Senin 29 Nov 2021 14:32 WIB

MK Dinilai Inkonsistensi Beri Putusan Terhadap UU Ciptaker

Kuasa hukum pemohon uji formil UU Ciptaker menilai putusan MK inkonsisten.

Rep: Nawir Arsyad Akbar/ Red: Bayu Hermawan
Ketua Majelis Hakim Konstitusi (MK) Anwar Usman (tengah) didampingi Hakim Konstitusi Aswanto (kiri) dan Saldi Isra (kanan) memimpin sidang putusan gugatan Undang-Undang Nomor 11 Tahun 2020 tentang Cipta Kerja yang diajukan kelompok buruh di Mahkamah Konstitusi, Jakarta, Kamis (25/11/2021). Mahkamah Konstitusi memutuskan menolak gugatan tersebut, namun demikian UU Cipta Kerja harus diperbaiki hingga dua tahun ke depan.
Foto: ANTARA/Rivan Awal Lingga
Ketua Majelis Hakim Konstitusi (MK) Anwar Usman (tengah) didampingi Hakim Konstitusi Aswanto (kiri) dan Saldi Isra (kanan) memimpin sidang putusan gugatan Undang-Undang Nomor 11 Tahun 2020 tentang Cipta Kerja yang diajukan kelompok buruh di Mahkamah Konstitusi, Jakarta, Kamis (25/11/2021). Mahkamah Konstitusi memutuskan menolak gugatan tersebut, namun demikian UU Cipta Kerja harus diperbaiki hingga dua tahun ke depan.
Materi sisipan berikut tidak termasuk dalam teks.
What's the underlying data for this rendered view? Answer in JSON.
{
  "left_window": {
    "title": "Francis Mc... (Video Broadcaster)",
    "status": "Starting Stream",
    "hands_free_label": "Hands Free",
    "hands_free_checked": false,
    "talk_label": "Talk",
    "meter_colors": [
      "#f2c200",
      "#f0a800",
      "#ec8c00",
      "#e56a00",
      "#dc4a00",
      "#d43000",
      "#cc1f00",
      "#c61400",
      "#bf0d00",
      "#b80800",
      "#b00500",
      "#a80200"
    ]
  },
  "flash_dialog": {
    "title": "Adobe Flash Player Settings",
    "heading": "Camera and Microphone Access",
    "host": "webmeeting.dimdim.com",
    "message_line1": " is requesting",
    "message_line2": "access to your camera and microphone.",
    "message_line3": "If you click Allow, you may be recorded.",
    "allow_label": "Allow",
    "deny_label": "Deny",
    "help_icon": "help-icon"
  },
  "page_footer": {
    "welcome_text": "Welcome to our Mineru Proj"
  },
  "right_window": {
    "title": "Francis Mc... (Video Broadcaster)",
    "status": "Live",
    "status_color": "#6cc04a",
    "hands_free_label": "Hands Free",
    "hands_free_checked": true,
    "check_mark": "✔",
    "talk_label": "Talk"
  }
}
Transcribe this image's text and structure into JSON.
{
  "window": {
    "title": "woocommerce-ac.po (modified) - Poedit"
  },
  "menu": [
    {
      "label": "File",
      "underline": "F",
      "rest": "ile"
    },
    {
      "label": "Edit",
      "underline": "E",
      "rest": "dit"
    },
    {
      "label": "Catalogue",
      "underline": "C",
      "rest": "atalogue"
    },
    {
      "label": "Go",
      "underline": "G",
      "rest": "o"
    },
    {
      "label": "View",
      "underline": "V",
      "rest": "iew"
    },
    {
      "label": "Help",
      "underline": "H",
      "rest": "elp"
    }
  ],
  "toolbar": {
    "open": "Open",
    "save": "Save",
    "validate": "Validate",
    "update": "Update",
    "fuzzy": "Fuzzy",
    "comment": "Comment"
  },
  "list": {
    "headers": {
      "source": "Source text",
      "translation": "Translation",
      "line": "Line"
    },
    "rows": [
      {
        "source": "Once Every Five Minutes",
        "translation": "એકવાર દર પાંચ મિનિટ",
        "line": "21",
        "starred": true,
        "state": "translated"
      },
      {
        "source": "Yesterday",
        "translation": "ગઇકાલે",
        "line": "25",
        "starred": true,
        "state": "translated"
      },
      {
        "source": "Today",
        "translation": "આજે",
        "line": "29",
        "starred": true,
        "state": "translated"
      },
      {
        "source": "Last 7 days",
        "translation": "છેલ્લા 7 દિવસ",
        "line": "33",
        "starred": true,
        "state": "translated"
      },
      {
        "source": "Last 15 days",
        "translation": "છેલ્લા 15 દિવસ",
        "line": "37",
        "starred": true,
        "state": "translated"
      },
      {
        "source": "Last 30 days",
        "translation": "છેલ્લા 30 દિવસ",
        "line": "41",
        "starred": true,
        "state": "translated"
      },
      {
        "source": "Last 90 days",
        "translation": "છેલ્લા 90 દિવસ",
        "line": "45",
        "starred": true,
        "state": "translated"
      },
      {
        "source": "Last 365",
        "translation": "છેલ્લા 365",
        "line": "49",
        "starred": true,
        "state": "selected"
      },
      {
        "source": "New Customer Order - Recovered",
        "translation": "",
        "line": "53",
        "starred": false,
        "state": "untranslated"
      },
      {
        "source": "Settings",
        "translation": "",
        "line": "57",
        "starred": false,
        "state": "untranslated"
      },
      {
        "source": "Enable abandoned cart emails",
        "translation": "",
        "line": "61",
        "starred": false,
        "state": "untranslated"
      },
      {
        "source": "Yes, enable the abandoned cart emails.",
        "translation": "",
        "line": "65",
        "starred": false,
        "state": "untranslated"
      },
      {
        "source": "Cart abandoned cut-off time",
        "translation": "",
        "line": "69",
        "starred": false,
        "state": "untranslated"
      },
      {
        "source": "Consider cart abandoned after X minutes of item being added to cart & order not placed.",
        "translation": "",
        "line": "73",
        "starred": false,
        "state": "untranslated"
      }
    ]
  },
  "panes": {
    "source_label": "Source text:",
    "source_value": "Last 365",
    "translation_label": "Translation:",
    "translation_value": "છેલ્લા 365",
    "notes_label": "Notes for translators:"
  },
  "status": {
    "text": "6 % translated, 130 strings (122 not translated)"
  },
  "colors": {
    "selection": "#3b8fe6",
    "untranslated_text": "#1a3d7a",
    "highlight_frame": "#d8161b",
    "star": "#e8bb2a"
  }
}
REPUBLIKA.CO.ID, JAKARTA -- Koordinator tim kuasa hukum pemohon uji formil Undang-Undang Nomor 11 Tahun 2020 tentang Cipta Kerja, Viktor Santoso Tandiasa menghargai putusan Mahkamah Konstitusi (MK) terkait regulasi tersebut. Namun, ia melihat ada inkonsistensi MK dalam putusan tersebut.
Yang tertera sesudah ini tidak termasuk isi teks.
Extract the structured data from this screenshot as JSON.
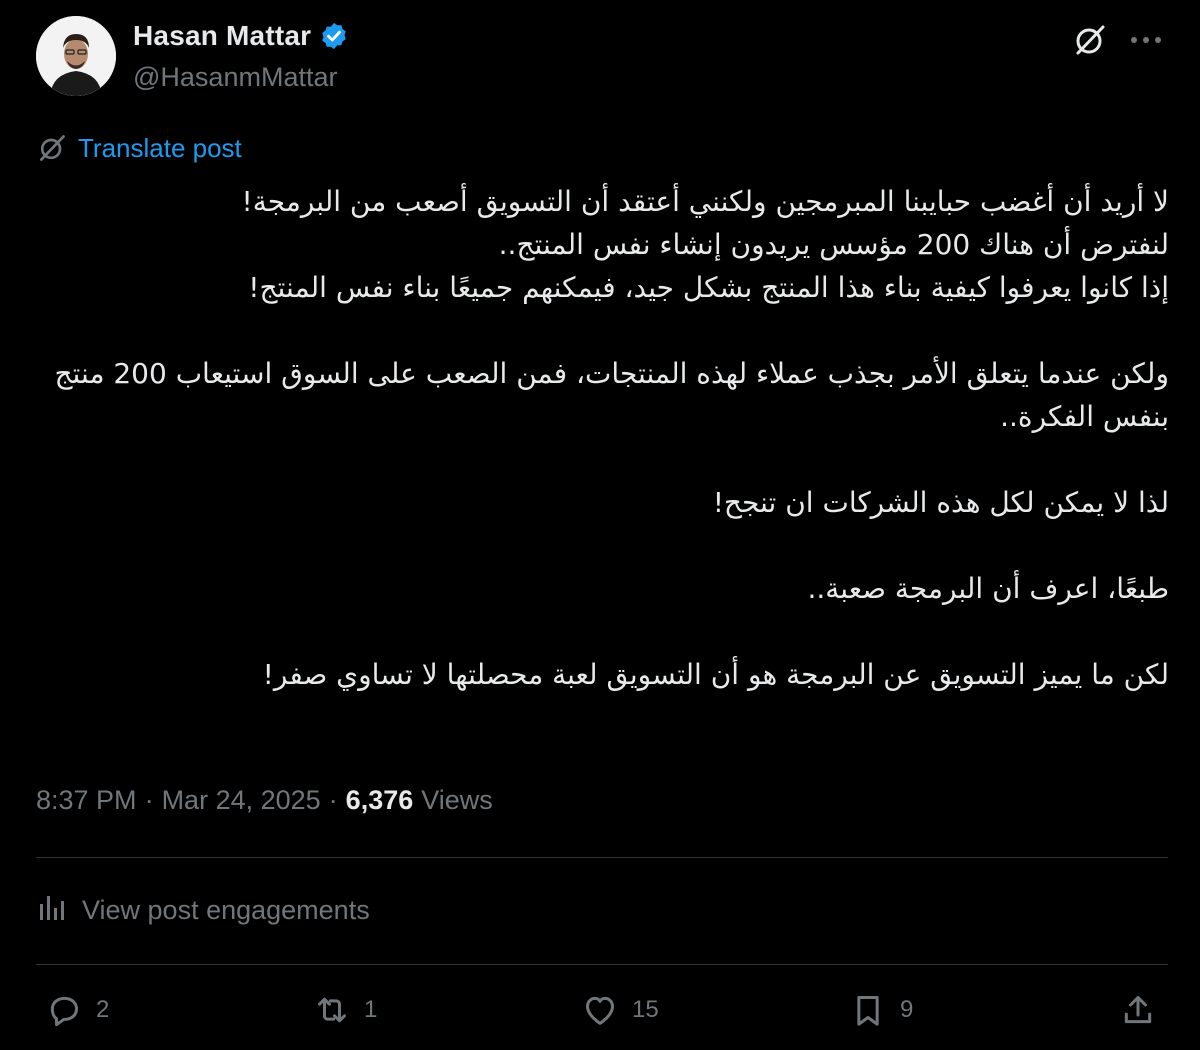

Dalam amar putusan MK, ia menggarisbawahi dan menekankan bahwa MK mengatakan inkonstitusional bersyarat sepanjang tidak dilakukan perbaikan dalam waktu dua tahun. Hal tersebut dipandangnya sebagai putusan yang kurang tegas.

Baca Juga

"Jadi sepertinya MK memberikan kesempatan bagi pembentuk undang-undang untuk memperbaiki, tapi juga memberi kesempatan untuk kalau tidak perbaiki gapapa. Kenapa? karena publik jelas-jelas sudah menolak undang-undang ini," ujar Viktor dalam sebuah webinar yang dikutip Senin (29/11).

Di samping itu, ia tak bisa menjamin apakan pemerintah dan DPR membuka seluas-luasnya partisipasi publik dalam perbaikan UU Cipta Kerja. Viktor tak ingin, yang terjadi adalah perbaikan omnibus law itu kembali diuji formil.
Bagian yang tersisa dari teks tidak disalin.